8. If the Liga was reorganized nine months later, he did not know about it. 9. The Liga did not serve the purpose of the revolutionists, otherwise they would not have supplanted it with the Katipunan. 10. If it were true that there were some bitter comments in Rizal’s letters, it was because they were written in 1890 when his family was being persecuted, being dispossessed of houses, warehouses, lands, etc and his brother and all brothers-in-law were deported. 11. His life in Dapitan had been exemplary as the politico-military commanders and missionary priests could attest. 12. It was not true that the revolution was inspired by his one speech at the house of Doroteo Ongjunco, as alleged by witnesses whom he would like to confront. His friends knew his opposition to armed rebellion. Why did the Katipunan send an emissary to Dapitan who was unknown to him? Because those who knew him were aware that he would never sanction any violent movement
December 28, 1896 – Governor General Camilo Polaveija approved the decision of the court-martial and ordered Rizal to be shot at 7:00 o’clock in the morning of December 30 at Bagumbayan Field (now known as Luneta). *Last Hours of Rizal
December 29, 1896
Rizal spent his last 24 hours in his death cell where he was visited by his loved ones and wrote his farewell poem, “Mi último adiós” (My Last Farewell) which he hid in the alcohol cooking stove and was given to Trinidad during their visit. December 30, 1896
5:30 AM – Rizal wrote two letters, first addressed to his family and second to his only brother Paciano. First Letter:
Rizal was asking for forgiveness for all the pain that he has cause his family. A message to his sisters to love their parents so as to be treated the same by their children in time. He wanted to be buried in the ground, with a stone cross over it, with his name, birth and death. Have pity on Josephine
He told his brother how much he misses him. Not seeing him for 4 years and a half. He was sorry for leaving his brother burdened with the weight of the family and their old parents. His gratefulness on how hard his brother worked to give him a career, believing that he tried not to waste time. About 6:30 AM – a trumpet sounded at Fort Santiago, a signal to begin the death march. Rizal set on his walk from Fort Santiago to the Bagumbayan Field. Beside him walked Lt. Luis de Andrade and Fathers Jose Vilaclara and Estanislao March. Before and behind him were armed soldiers. Rizal was dressed elegantly in a black suit, black derby hat, black shoes, white shirt, and a black tie. His arms tied from elbow to elbow. He was blessed by one of the priests and offered him a crucifix to kiss. Rizal reverently bowed his head and kissed it.

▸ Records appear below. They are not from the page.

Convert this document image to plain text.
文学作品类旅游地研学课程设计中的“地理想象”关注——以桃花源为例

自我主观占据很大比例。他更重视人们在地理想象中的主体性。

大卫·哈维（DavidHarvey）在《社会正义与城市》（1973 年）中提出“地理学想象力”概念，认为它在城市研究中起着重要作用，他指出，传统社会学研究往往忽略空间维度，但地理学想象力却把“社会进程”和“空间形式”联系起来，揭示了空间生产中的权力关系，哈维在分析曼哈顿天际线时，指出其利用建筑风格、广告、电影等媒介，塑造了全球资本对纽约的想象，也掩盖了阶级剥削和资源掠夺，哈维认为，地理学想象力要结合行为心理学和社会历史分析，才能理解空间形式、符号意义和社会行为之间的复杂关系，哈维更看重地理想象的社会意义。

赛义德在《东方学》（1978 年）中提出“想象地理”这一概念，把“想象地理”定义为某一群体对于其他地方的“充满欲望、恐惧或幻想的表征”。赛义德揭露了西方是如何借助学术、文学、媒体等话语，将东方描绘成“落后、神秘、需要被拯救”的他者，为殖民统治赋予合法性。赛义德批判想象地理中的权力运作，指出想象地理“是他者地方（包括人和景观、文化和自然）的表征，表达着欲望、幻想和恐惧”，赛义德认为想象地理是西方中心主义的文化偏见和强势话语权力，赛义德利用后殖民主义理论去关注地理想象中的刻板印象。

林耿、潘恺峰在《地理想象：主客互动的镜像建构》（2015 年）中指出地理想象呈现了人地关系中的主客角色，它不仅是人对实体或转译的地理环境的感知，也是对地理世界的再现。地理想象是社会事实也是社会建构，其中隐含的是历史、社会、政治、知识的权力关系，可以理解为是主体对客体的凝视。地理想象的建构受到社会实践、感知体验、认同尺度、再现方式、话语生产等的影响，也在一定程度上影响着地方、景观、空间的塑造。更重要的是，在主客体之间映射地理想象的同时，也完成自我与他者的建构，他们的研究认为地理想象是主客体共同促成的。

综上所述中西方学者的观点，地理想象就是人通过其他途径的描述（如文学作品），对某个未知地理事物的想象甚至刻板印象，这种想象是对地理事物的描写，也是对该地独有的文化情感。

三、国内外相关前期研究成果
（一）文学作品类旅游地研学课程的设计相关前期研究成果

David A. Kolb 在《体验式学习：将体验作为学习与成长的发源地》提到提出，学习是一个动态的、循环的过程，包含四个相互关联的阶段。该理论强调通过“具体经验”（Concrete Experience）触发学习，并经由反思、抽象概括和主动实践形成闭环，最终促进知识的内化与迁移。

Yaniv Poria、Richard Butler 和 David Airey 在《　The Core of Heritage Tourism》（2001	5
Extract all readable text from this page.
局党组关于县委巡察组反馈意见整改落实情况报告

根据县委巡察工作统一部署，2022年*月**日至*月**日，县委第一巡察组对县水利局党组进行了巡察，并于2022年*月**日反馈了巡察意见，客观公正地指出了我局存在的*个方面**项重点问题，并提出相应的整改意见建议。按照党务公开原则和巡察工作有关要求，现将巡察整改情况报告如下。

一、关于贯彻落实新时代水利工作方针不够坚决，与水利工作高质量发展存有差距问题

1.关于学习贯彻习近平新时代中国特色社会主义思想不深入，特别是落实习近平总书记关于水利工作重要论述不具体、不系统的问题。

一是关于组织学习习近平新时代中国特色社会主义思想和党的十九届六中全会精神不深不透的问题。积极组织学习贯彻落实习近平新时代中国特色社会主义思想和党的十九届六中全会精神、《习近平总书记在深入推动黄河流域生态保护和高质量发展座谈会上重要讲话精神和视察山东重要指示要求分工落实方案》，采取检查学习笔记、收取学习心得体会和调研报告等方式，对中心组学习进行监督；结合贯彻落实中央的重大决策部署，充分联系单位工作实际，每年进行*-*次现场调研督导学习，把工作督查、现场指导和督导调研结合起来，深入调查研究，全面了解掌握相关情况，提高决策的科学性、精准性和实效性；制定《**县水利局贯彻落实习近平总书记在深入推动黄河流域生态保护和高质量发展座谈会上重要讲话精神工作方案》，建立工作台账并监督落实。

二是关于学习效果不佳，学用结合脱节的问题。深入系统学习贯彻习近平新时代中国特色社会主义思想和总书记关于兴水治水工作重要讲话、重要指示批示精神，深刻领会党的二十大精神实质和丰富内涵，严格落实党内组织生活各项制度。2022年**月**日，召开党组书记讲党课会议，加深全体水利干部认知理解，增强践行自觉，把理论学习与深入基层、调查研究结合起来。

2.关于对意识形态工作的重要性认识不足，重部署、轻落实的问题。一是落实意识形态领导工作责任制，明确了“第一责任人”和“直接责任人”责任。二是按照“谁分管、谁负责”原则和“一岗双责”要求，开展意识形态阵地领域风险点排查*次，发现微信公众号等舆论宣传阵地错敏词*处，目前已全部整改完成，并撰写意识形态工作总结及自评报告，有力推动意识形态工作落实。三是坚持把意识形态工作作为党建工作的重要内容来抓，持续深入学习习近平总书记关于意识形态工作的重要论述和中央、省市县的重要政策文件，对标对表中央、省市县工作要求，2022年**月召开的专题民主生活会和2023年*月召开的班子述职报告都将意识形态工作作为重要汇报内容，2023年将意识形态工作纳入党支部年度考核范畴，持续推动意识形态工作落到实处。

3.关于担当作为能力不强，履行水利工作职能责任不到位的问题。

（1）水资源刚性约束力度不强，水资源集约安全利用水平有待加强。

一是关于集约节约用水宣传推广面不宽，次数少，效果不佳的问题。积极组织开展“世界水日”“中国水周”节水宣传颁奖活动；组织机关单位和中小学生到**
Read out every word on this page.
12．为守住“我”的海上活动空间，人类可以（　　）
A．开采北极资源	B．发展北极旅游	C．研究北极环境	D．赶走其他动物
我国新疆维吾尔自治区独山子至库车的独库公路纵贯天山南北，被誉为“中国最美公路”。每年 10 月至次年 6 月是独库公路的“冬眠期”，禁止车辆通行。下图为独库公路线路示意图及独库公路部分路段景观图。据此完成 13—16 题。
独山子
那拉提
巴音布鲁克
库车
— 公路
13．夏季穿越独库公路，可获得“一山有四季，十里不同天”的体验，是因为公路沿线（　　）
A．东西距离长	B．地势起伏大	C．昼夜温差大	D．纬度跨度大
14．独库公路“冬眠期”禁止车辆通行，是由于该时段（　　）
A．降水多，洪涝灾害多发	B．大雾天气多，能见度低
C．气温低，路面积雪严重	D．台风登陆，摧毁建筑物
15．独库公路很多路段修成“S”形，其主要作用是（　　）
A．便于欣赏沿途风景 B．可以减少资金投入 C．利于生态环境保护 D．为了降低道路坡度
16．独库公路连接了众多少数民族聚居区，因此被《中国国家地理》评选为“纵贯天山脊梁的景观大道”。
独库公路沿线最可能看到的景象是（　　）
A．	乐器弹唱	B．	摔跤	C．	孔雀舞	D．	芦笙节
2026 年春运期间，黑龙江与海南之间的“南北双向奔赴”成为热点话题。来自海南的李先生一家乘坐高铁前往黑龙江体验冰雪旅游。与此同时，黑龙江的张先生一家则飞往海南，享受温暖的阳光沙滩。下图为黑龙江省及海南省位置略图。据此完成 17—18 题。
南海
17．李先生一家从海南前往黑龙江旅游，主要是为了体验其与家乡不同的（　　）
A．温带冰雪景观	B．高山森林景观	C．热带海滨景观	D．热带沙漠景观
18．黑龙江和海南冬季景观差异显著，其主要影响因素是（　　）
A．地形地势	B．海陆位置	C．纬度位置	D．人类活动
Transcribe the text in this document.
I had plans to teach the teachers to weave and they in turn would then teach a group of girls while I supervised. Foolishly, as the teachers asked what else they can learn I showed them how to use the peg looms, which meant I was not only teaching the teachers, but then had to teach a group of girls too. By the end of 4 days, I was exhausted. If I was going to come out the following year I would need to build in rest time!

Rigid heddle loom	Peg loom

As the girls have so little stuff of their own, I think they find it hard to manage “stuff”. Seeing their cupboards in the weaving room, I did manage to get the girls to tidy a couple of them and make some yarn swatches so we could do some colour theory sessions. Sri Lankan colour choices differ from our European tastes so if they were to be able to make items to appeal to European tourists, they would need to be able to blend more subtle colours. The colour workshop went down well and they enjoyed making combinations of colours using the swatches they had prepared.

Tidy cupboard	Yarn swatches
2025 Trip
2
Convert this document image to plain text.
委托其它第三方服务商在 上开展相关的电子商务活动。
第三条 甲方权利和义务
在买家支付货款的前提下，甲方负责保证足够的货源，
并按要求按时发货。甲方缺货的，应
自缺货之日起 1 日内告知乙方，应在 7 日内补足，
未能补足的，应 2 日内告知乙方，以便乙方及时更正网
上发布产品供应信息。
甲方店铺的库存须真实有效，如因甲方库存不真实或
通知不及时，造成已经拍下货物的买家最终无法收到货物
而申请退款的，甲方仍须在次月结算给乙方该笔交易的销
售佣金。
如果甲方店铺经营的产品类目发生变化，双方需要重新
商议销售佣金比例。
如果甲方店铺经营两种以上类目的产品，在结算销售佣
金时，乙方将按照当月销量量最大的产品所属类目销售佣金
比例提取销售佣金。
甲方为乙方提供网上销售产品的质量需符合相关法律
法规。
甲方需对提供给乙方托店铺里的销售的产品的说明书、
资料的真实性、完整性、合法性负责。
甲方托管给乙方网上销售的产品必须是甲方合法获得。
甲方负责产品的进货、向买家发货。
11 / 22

He requested the commander of firing squad that he be shot facing them. He was denied. The death ruffles of the drums filled the air. The command “Fire” was heard, and the guns of the firing squad barked. And even at the moment of his fall, Rizal turns his body to the right with supreme effort with face upward facing the morning sun. His last words were those of Jesus Christ: “Consummatum Est.” – It is completed. After he was executed, the Spanish spectators shouted “Long live Spain! Death to the traitors!”. *Rizal died at exactly 7:03 am aged 35 years, five months and 11 days.